Por Pascual Gaviria
Está bien que las salas de exposición hayan tomado la reputación de las cámaras de tortura y que los artistas del día repitan en coro que no les interesa el espacio sacro y mohoso de los museos. Según ellos la vida palpita en la calle y el arte palpita en la vida. Concedido. Pueden dedicarse a las caminadas largas, la observación y la elección a ojo de las obras que se prodigan en todas las esquinas. Tal vez sea un simple y momentáneo acceso de claustrofobia. Y tal vez el espacio que verdaderamente los aburre sea el taller.
Está bien, igualmente, que los artistas se dediquen a exponer ideas, a señalar con una varita distinta al pincel o el cincel. No importa que nos aburran en su intento de mostrar "intertextualidades" o nos desconcierten con "el fluir de las nuevas dinámicas" representado por un elocuente reguero de su cajón preferido. Tienen todo el derecho a "instalar" sus caprichos y a explicarlos en fichas técnicas que toman la forma de ensayos de gran formato. Puede que se trate de un intento valioso para desvirtuar la maligna frase manida: "Más bruto que un pintor".
Y cómo no estar de acuerdo con los artistas que toman la realidad social y política como un componente esencial de sus reflexiones, sus intentos y sus delirios. El artista pueden ser el cronista más lúcido o el observador más agudo y descarnado o el comentarista más original. La España de Goya y de Picasso lo sabe muy bien. Pueden ser incluso activistas de gran calibre, genios del panfleto.
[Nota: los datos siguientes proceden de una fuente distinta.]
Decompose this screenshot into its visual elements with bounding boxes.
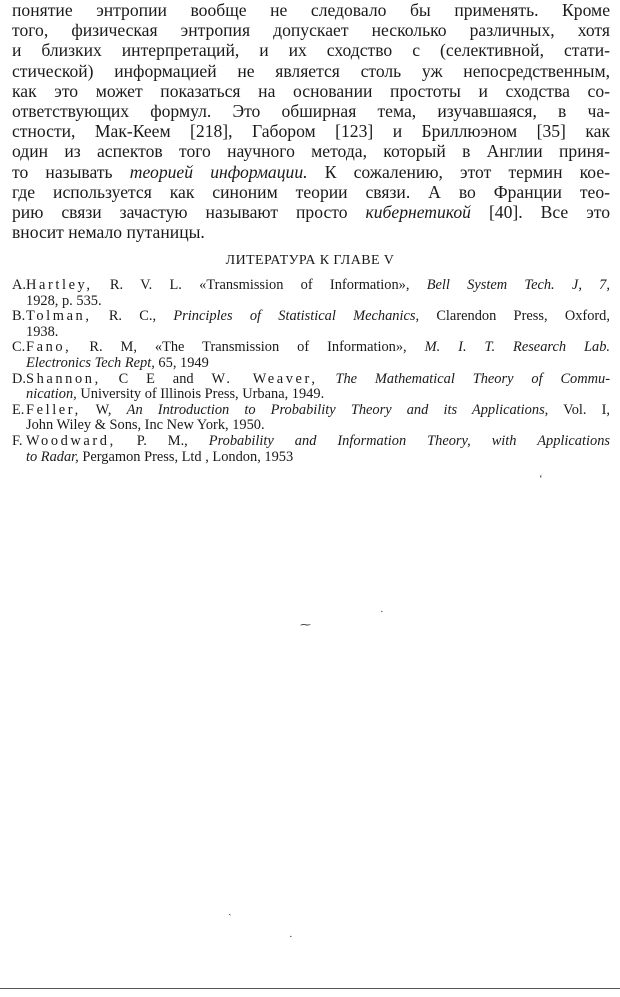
references-heading: ЛИТЕРАТУРА К ГЛАВЕ V xyxy=(225,253,395,268)
italic-term: теорией информации. xyxy=(129,161,308,182)
reference-item xyxy=(12,403,610,434)
reference-line xyxy=(26,340,610,356)
reference-author: Fano, xyxy=(26,339,72,356)
reference-author: Woodward, xyxy=(26,432,116,449)
text-line-with-italic xyxy=(12,202,610,222)
reference-line xyxy=(26,372,610,388)
reference-line xyxy=(26,434,610,450)
reference-title: Electronics Tech Rept, xyxy=(26,354,155,371)
text-fragment: К сожалению, этот термин кое- xyxy=(307,161,610,182)
text-line: где используется как синоним теории связи. А во Франции тео- xyxy=(12,181,610,202)
text-line: того, физическая энтропия допускает несколько различных, хотя xyxy=(12,20,610,41)
body-paragraph xyxy=(12,0,610,242)
reference-title: to Radar, xyxy=(26,448,79,465)
reference-letter: C. xyxy=(12,339,26,356)
reference-line: 1938. xyxy=(26,323,59,340)
reference-author: Shannon, xyxy=(26,370,101,387)
reference-item xyxy=(12,340,610,371)
reference-title: An Introduction to Probability Theory and its Applications, xyxy=(126,401,549,418)
reference-letter: F. xyxy=(12,432,23,449)
reference-title: nication, xyxy=(26,386,77,403)
italic-term: кибернетикой xyxy=(365,202,471,223)
reference-line xyxy=(26,403,610,419)
text-fragment: [40]. Все это xyxy=(470,202,610,223)
reference-line xyxy=(26,387,610,403)
print-speck: ⁓ xyxy=(300,619,311,631)
reference-line xyxy=(26,356,610,372)
reference-author: Hartley, xyxy=(26,277,93,293)
reference-author: Feller, xyxy=(26,401,81,418)
reference-item xyxy=(12,372,610,403)
text-line: ответствующих формул. Это обширная тема, изучавшаяся, в ча- xyxy=(12,101,610,122)
text-line: один из аспектов того научного метода, который в Англии приня- xyxy=(12,141,610,162)
reference-line xyxy=(26,309,610,325)
reference-letter: A. xyxy=(12,277,26,293)
page-bottom-edge xyxy=(0,988,620,989)
reference-item xyxy=(12,309,610,340)
print-speck: · xyxy=(380,606,384,618)
text-fragment: Clarendon Press, Oxford, xyxy=(419,308,610,325)
reference-line xyxy=(26,278,610,294)
reference-letter: D. xyxy=(12,370,26,387)
text-fragment: R. M, «The Transmission of Information», xyxy=(71,339,425,356)
text-line: стической) информацией не является столь уж непосредственным, xyxy=(12,60,610,81)
text-fragment: 65, 1949 xyxy=(154,354,209,371)
reference-title: Principles of Statistical Mechanics, xyxy=(173,308,420,325)
text-line: и близких интерпретаций, и их сходство с (селективной, стати- xyxy=(12,40,610,61)
text-fragment: R. C., xyxy=(91,308,174,325)
text-fragment: University of Illinois Press, Urbana, 1949. xyxy=(76,386,325,403)
reference-line: John Wiley & Sons, Inc New York, 1950. xyxy=(26,417,265,434)
reference-title: Probability and Information Theory, with Applications xyxy=(208,432,610,449)
print-speck: · xyxy=(289,931,293,943)
text-line: понятие энтропии вообще не следовало бы применять. Кроме xyxy=(12,0,610,20)
print-speck: ˏ xyxy=(228,904,232,916)
text-line: вносит немало путаницы. xyxy=(12,222,205,243)
text-fragment: рию связи зачастую называют просто xyxy=(12,202,366,223)
text-line: как это может показаться на основании простоты и сходства со- xyxy=(12,80,610,101)
text-fragment: C E and xyxy=(100,370,212,387)
text-fragment: R. V. L. «Transmission of Information», xyxy=(92,277,427,293)
reference-item xyxy=(12,434,610,465)
reference-letter: B. xyxy=(12,308,26,325)
text-fragment: то называть xyxy=(12,161,130,182)
reference-author: W. Weaver, xyxy=(211,370,318,387)
reference-letter: E. xyxy=(12,401,25,418)
text-fragment: Vol. I, xyxy=(548,401,611,418)
reference-line: 1928, p. 535. xyxy=(26,292,102,309)
print-speck: ʻ xyxy=(539,473,543,485)
reference-title: Bell System Tech. J, 7, xyxy=(426,277,610,293)
text-fragment: W, xyxy=(80,401,127,418)
reference-title: The Mathematical Theory of Commu- xyxy=(317,370,611,387)
text-line: стности, Мак-Кеем [218], Габором [123] и Бриллюэном [35] как xyxy=(12,121,610,142)
reference-author: Tolman, xyxy=(26,308,92,325)
reference-line xyxy=(26,450,610,466)
reference-item xyxy=(12,278,610,309)
text-fragment: P. M., xyxy=(115,432,209,449)
reference-list xyxy=(12,278,610,465)
reference-title: M. I. T. Research Lab. xyxy=(424,339,611,356)
text-fragment: Pergamon Press, Ltd , London, 1953 xyxy=(78,448,294,465)
text-line-with-italic xyxy=(12,162,610,182)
Pero ha surgido una nueva estirpe de artistas, una congregación de poetas de la acción que no se conforman con las imágenes ni con la representación de ideas ni con la simple reflexión que provocan sus atrevimientos. Se han cansado de los símbolos y las interpretaciones. El festival de arte que se desarrolla actualmente en Medellín, con un énfasis en las "practicas artísticas contemporáneas", ha traído algunos de estos artistas con complejo de misioneros. Vienen, influenciados por la sensibilidad de la Madre Teresa de Calcuta, y se dedican con bondad probada a realizar labores dignas de la Unicef o las oficinas locales de bienestar social.
Resolver un problema de vecinos o canalizar una fuente de agua puede ser una labor loable, pero para convertirla en obra de arte se necesita el uso abusivo de una retórica arrevesada. Una cháchara académico-altruista que logrará que el benefactor de turno exponga su preocupación en un catálogo de arte. Por ejemplo: "el levantamiento de la ciudad informal y la crisis ecológica como una reflexión a los conflictos geopolíticos en nuestro tiempo de globalización. Se entiende que los proyectos sugieren las posibilidades concretas para mejorar la relación entre individuo y sociedad". Semejantes pretensiones harían necesaria la verificación de esas obras de arte utilitarias por parte de la contraloría de turno y las veedurías ciudadanas. Obras que deberían ser juzgadas por burócratas y no por el público raso o los entendidos.
El grupo de artistas inspirados por el activismo mamerto y la piedad del primer mundo, por el apocalipsis ecológico y la desigualdad insoportable también se ha encargado de tomar a los niños como herramienta preferida. Hacen de recreacionistas y se dedican a construir globos con los escolares o a preguntarles por su concepto de la ciudad. Luego publican el resultado de sus juegos con seriedad pueril y orgullo de padres. Y hablan de la mirada transversal de la infancia y de la inocencia como valor fundacional. O de cosas por el estilo.
Está bien que los misioneros intenten salvarnos de miserias al tiempo que curan los ataques de mala conciencia. Pero que además se hagan llamar maestros y cambien su cielo de buenas intenciones por un parnaso de creadores, pues no sé? Tal vez sea demasiado.